Plus personne n’ignore la loi du marché : si la demande est supérieure à l’offre, les prix augmentent. A l’inverse, si l’offre dépasse la demande, les prix baissent. Beaucoup ignorent cependant que cette même règle intrinsèque au Monde capitaliste pourrait sérieusement nuire aux finances de la Russie.
Royaume des hydrocarbures, la Russie dépend largement du pétrole et du gaz pour soutenir son économie et sa coûteuse guerre en Ukraine. Selon les estimations rapportées par Le Monde, les revenus des hydrocarbures couvrent entre 30 et 50 % du budget de Moscou. Une aubaine existentielle pour le pays, qui cherche à contourner les sanctions sur l’or noir déployées par l’Occident depuis décembre 2022. Et pour cause : depuis le 5 novembre Bloomberg, en octobre 2024, les revenus pétroliers de la Russie ont diminué de 29 % par rapport à l’année précédente. , atteignant péniblement 1 050 milliards de roubles (10,7 milliards de dollars).
Alors pour Moscou, tous les moyens sont bons : une flotte noire de pétroliers illégaux, une opération de séduction sur les marchés asiatiques… Résultat : les roubles pétroliers continuent d’affluer vers la Russie, malgré l’embargo occidental. Par conséquent, seule l’Arabie saoudite pourrait être en mesure de grignoter les revenus pétroliers russes, et cela ne se fera pas sans nuire à l’OPEP+.

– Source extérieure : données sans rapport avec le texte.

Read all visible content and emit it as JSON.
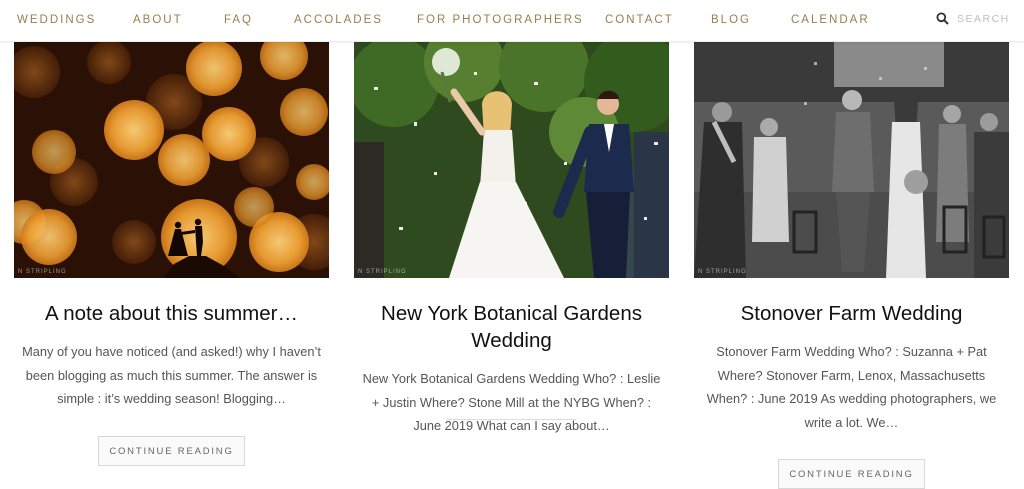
{
  "nav": {
    "items": [
      "WEDDINGS",
      "ABOUT",
      "FAQ",
      "ACCOLADES",
      "FOR PHOTOGRAPHERS",
      "CONTACT",
      "BLOG",
      "CALENDAR"
    ],
    "search_placeholder": "SEARCH",
    "search_icon": "search-icon"
  },
  "posts": [
    {
      "title": "A note about this summer…",
      "excerpt": "Many of you have noticed (and asked!) why I haven’t been blogging as much this summer. The answer is simple : it’s wedding season! Blogging…",
      "button": "CONTINUE READING",
      "watermark": "N STRIPLING"
    },
    {
      "title": "New York Botanical Gardens Wedding",
      "excerpt": "New York Botanical Gardens Wedding Who? : Leslie + Justin Where?  Stone Mill at the NYBG When? : June 2019 What can I say about…",
      "button": "",
      "watermark": "N STRIPLING"
    },
    {
      "title": "Stonover Farm Wedding",
      "excerpt": "Stonover Farm Wedding Who? : Suzanna + Pat Where? Stonover Farm, Lenox, Massachusetts When? : June 2019 As wedding photographers, we write a lot.  We…",
      "button": "CONTINUE READING",
      "watermark": "N STRIPLING"
    }
  ],
  "colors": {
    "nav_text": "#9a7d4e",
    "title": "#111111",
    "excerpt": "#555555"
  }
}
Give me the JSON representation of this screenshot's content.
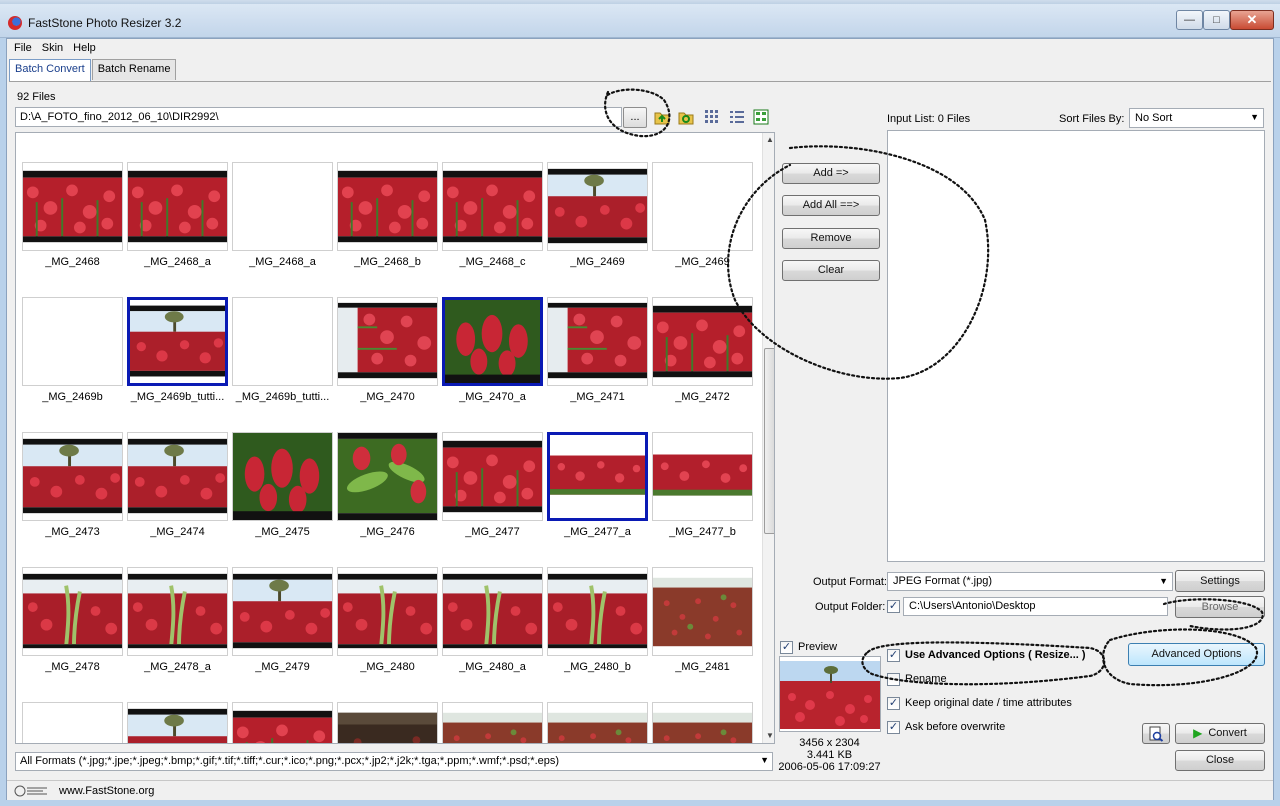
{
  "window": {
    "title": "FastStone Photo Resizer 3.2"
  },
  "menu": [
    "File",
    "Skin",
    "Help"
  ],
  "tabs": [
    "Batch Convert",
    "Batch Rename"
  ],
  "browser": {
    "file_count": "92 Files",
    "path": "D:\\A_FOTO_fino_2012_06_10\\DIR2992\\",
    "browse_label": "...",
    "format_filter": "All Formats (*.jpg;*.jpe;*.jpeg;*.bmp;*.gif;*.tif;*.tiff;*.cur;*.ico;*.png;*.pcx;*.jp2;*.j2k;*.tga;*.ppm;*.wmf;*.psd;*.eps)"
  },
  "thumbnails": [
    {
      "label": "_MG_2468",
      "kind": "field",
      "selected": false
    },
    {
      "label": "_MG_2468_a",
      "kind": "field",
      "selected": false
    },
    {
      "label": "_MG_2468_a",
      "kind": "blank",
      "selected": false
    },
    {
      "label": "_MG_2468_b",
      "kind": "field",
      "selected": false
    },
    {
      "label": "_MG_2468_c",
      "kind": "field",
      "selected": false
    },
    {
      "label": "_MG_2469",
      "kind": "tree",
      "selected": false
    },
    {
      "label": "_MG_2469",
      "kind": "blank",
      "selected": false
    },
    {
      "label": "_MG_2469b",
      "kind": "blank",
      "selected": false
    },
    {
      "label": "_MG_2469b_tutti...",
      "kind": "tree",
      "selected": true
    },
    {
      "label": "_MG_2469b_tutti...",
      "kind": "blank",
      "selected": false
    },
    {
      "label": "_MG_2470",
      "kind": "rotated",
      "selected": false
    },
    {
      "label": "_MG_2470_a",
      "kind": "closeup",
      "selected": true
    },
    {
      "label": "_MG_2471",
      "kind": "rotated",
      "selected": false
    },
    {
      "label": "_MG_2472",
      "kind": "field",
      "selected": false
    },
    {
      "label": "_MG_2473",
      "kind": "tree",
      "selected": false
    },
    {
      "label": "_MG_2474",
      "kind": "tree",
      "selected": false
    },
    {
      "label": "_MG_2475",
      "kind": "closeup",
      "selected": false
    },
    {
      "label": "_MG_2476",
      "kind": "leaves",
      "selected": false
    },
    {
      "label": "_MG_2477",
      "kind": "field",
      "selected": false
    },
    {
      "label": "_MG_2477_a",
      "kind": "strip",
      "selected": true
    },
    {
      "label": "_MG_2477_b",
      "kind": "strip",
      "selected": false
    },
    {
      "label": "_MG_2478",
      "kind": "wheat",
      "selected": false
    },
    {
      "label": "_MG_2478_a",
      "kind": "wheat",
      "selected": false
    },
    {
      "label": "_MG_2479",
      "kind": "tree",
      "selected": false
    },
    {
      "label": "_MG_2480",
      "kind": "wheat",
      "selected": false
    },
    {
      "label": "_MG_2480_a",
      "kind": "wheat",
      "selected": false
    },
    {
      "label": "_MG_2480_b",
      "kind": "wheat",
      "selected": false
    },
    {
      "label": "_MG_2481",
      "kind": "meadow",
      "selected": false
    },
    {
      "label": "",
      "kind": "blank",
      "selected": false
    },
    {
      "label": "",
      "kind": "tree",
      "selected": false
    },
    {
      "label": "",
      "kind": "field",
      "selected": false
    },
    {
      "label": "",
      "kind": "dark",
      "selected": false
    },
    {
      "label": "",
      "kind": "meadow",
      "selected": false
    },
    {
      "label": "",
      "kind": "meadow",
      "selected": false
    },
    {
      "label": "",
      "kind": "meadow",
      "selected": false
    }
  ],
  "actions": {
    "add": "Add =>",
    "add_all": "Add All ==>",
    "remove": "Remove",
    "clear": "Clear"
  },
  "input_list": {
    "label": "Input List:  0 Files",
    "sort_label": "Sort Files By:",
    "sort_value": "No Sort"
  },
  "output": {
    "format_label": "Output Format:",
    "format_value": "JPEG Format (*.jpg)",
    "settings": "Settings",
    "folder_label": "Output Folder:",
    "folder_value": "C:\\Users\\Antonio\\Desktop",
    "browse": "Browse"
  },
  "options": {
    "preview": "Preview",
    "use_advanced": "Use Advanced Options ( Resize... )",
    "rename": "Rename",
    "keep_date": "Keep original date / time attributes",
    "ask_overwrite": "Ask before overwrite",
    "advanced_button": "Advanced Options",
    "convert": "Convert",
    "close": "Close"
  },
  "preview_info": {
    "dimensions": "3456 x 2304",
    "size": "3.441 KB",
    "date": "2006-05-06 17:09:27"
  },
  "status": {
    "website": "www.FastStone.org"
  },
  "colors": {
    "selection": "#0a1ab4",
    "convert_arrow": "#1fa51f"
  }
}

Les menaces voilées de l’Arabie Saoudite
L’Arabie saoudite travaille dur pour maintenir le prix du pétrole au-dessus de 100 dollars le baril, poussant les États membres de l’OPEP+ à réduire leur production. Mais le brut international continue d’osciller en dessous de 80 dollars. Une situation qui met le royaume en danger. Selon le FMI, l’Arabie saoudite a besoin d’un prix moyen du baril de pétrole de 96 dollars pour équilibrer son budget, contre 85 dollars pour la Russie.
En octobre, le Wall Street Journal a rapporté qu’un ministre saoudien avait menacé de baisser volontairement le prix du baril à 50 dollars si “les tricheurs” de l’OPEP+ n’a pas respecté les limites de production fixées, provoquant une onde de choc. Comment ? En augmentant simplement la production et en inondant le marché.
Ces déclarations ont été unanimement considérées par le cartel comme une menace réelle de la part du royaume pétrolier, qui pourrait lancer une guerre des prix pour maintenir sa part du marché mondial. Mohammed ben Salmane en a les moyens : l’Arabie saoudite peut rapidement augmenter sa production de plus de 3 millions de barils par jour, avait rappelé le royaume en février.
La Russie, mal équipée pour une guerre pétrolière
L’un des pays qui souffrirait le plus, et le plus rapidement, d’une guerre des prix entraînant une baisse de la valeur du pétrole est la Russie. Le pays, considéré par S&P Global Ratings comme « surproducteur » (produisant au-dessus de son quota), ne peut désormais monter que jusqu’à 500 à 700 barils supplémentaires quotidiennement, rappelle The Insider. « Alors que la Russie vend déjà son pétrole à des tarifs réduits et avec des coûts de production plus élevés, un environnement de prix bas sur les marchés pétroliers pourrait affecter sa capacité à financer son agression en Ukraine »écrit Luke Cooper, chercheur à la London School of Economics, pour la revue IPS, relayée par Business Insider.
La Russie serait également limitée dans sa guerre des prix contre l’Arabie Saoudite. Contrairement à celui du royaume, « son pétrole n’est pas bon marché à extraire, ce qui le rend mal équipé pour faire face à des prix bas »explique Luke Cooper. « Cela pousse la Russie à adopter une logique d’escalade à court terme dans la guerre en Ukraine, exigeant des succès rapides sur le champ de bataille avant que des conditions de marché pétrolier à bas prix n’apparaissent. »
La Russie cherchera certainement un compromis avec l’Arabie saoudite et le reste de l’OPEP+. Moscou n’a pas oublié les discordes de 2020 : irrité par la surproduction russe, le royaume saoudien avait baissé ses prix officiels pour ses acheteurs d’Europe et d’Asie, monopolisant le marché. Résultat : début avril, le brut russe en provenance de l’Oural s’échangeait autour de 10 dollars le baril, obligeant Moscou à des compromis. La Russie se trouve donc confrontée à un choix : restreindre sa production et augmenter ses prix, ou risquer la colère de Riyad et la chute des revenus pétroliers, pendant que la guerre en Ukraine vide ses caisses.